Joana Hadjithomas et Khalil Joreige : Le labeur des fantômes
Arts visuels

Joana Hadjithomas et Khalil Joreige : Le labeur des fantômes

Joana Hadjithomas et Khalil Joreige travaillent sur la latence, sur l’impact des événements passés sur le présent. La mémoire comme bombe à retardement.

Je suis là même si tu ne me vois pas. Voilà le titre de cette expo. Titre parfait pour décrire son ambiance. Titre qui évoque des fantômes. Et qui nous place étrangement proche d’eux, comme si nous entendions les chuchotements qui révèlent leur présence ou, devrions-nous dire, leur absence active.

Bien sûr, nous avons tous nos fantômes. Il y a les gens morts ou absents de nos vies qui nous manquent. Il y a des fantômes qui troublent notre sommeil. Il y a pire, il y a ceux qui, de jour, nous empêchent de nous concentrer sur le quotidien.

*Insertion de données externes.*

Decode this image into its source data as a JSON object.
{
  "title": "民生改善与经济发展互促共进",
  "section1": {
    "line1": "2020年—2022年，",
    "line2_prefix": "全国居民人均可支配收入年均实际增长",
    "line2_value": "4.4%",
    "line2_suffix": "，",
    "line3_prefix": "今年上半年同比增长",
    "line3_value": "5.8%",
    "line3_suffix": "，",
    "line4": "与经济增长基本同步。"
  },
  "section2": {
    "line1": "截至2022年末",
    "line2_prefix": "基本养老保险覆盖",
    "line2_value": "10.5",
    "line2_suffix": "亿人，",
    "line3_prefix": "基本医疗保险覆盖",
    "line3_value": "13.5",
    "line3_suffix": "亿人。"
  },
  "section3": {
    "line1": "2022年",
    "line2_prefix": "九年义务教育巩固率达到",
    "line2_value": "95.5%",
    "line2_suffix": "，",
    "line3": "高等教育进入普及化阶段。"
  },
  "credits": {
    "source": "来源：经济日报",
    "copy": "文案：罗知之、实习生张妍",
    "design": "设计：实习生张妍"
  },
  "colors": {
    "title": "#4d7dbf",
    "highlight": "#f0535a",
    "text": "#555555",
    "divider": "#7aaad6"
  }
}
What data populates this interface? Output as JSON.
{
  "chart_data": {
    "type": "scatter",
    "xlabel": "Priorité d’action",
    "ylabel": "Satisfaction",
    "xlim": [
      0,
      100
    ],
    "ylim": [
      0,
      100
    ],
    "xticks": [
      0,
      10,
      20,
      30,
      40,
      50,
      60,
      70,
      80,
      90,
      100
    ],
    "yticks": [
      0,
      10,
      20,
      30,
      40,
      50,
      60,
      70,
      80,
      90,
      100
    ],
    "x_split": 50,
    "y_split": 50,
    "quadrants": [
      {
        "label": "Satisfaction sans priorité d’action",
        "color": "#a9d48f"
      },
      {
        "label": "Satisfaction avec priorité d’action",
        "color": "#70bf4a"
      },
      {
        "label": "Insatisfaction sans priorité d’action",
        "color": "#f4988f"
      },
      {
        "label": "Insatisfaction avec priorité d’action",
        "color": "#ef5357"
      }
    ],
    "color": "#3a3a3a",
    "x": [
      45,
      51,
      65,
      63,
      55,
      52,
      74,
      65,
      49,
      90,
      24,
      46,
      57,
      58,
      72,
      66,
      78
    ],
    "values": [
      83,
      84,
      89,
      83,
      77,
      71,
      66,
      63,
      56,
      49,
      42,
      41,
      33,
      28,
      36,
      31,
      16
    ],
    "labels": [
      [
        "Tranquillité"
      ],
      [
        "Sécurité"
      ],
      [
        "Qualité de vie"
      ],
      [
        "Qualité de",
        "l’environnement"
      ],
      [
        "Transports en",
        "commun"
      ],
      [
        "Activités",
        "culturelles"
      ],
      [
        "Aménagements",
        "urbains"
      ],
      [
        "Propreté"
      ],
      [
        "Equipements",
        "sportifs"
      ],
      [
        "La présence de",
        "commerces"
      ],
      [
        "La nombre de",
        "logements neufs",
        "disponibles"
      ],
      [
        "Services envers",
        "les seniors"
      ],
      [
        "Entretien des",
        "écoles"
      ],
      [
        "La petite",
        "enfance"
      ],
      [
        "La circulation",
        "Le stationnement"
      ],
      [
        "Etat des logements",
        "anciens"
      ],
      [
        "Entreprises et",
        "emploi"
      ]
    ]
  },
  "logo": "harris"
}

Cette expo, du couple artistique et cinématographique Hadjithomas et Joreige, traite de ce type de fantômes qui hantent à la fois nos espaces privés et nos espaces publics, ceux issus de la guerre. Aucun espace ne leur échappe. Ils nous disent le souvenir comme maladie qui, tel un virus, tel le sida, s’infiltre en nous pour faire ses dégâts.

Au Liban, durant la guerre civile qui a duré 15 ans à partir de 1975, 150 000 personnes sont mortes et 17 000 personnes ont disparu sans laisser de traces. Et puis, il y a eu les guerres avec Israël et les divers attentats politiques…

Comment réagir à ces absences? Il faut continuer à vivre, certes, mais comment? Pour dire quoi? Comment dire qu’on n’a pas oublié sans tomber dans un discours uniquement tourné vers le passé? Quelles réponses les artistes peuvent-ils donner à cela?

On peut tenter de reconstituer ce passé en montrant sa fragilité, l’impossibilité de vraiment le retrouver. C’est la tactique que les deux artistes utilisent dans la série Faces, photos d’affiches politiques délavées, reconstituées en partie.

Je leur préfère la série Images latentes où Hadjithomas et Joreige ont décidé de ne pas développer des rouleaux de photos prises durant des années. Ils les ont conservés dans des tiroirs en prenant uniquement en note le descriptif de ces images. Pour ne plus subir le travail de disparition opéré par la guerre, c’est comme s’ils jouaient à devenir eux-mêmes un outil d’effacement. Dans le même esprit, soulignons aussi cette immense image de Beyrouth, le Cercle de confusion (produite avec le Mois de la Photo). Elle est composée de 3000 morceaux (collés sur un miroir) que le visiteur est invité à retirer.

On peut aussi faire de la quête le sujet de son oeuvre. C’est la démarche de Hadjithomas et Joreige dans Le Film perdu, sorte de road-movie qui parle de leurs recherches pour retrouver l’unique copie de leur premier long métrage, envoyée et perdue au Yémen.

Ce n’est pas une expo sur la ruine, sur un héritage lointain du romantisme. Le temps ici n’a pas vraiment le fragment comme trace, comme incarnation, comme stimulus. Cela est pire. Cette expo parle plutôt du pouvoir de ce qui a totalement disparu et qui néanmoins ressurgit comme affect.

Le 12 septembre à 21 h, la Cinémathèque québécoise présentera deux films de Hadjithomas et Joreige, Cendres (2003) et A Perfect Day (2005).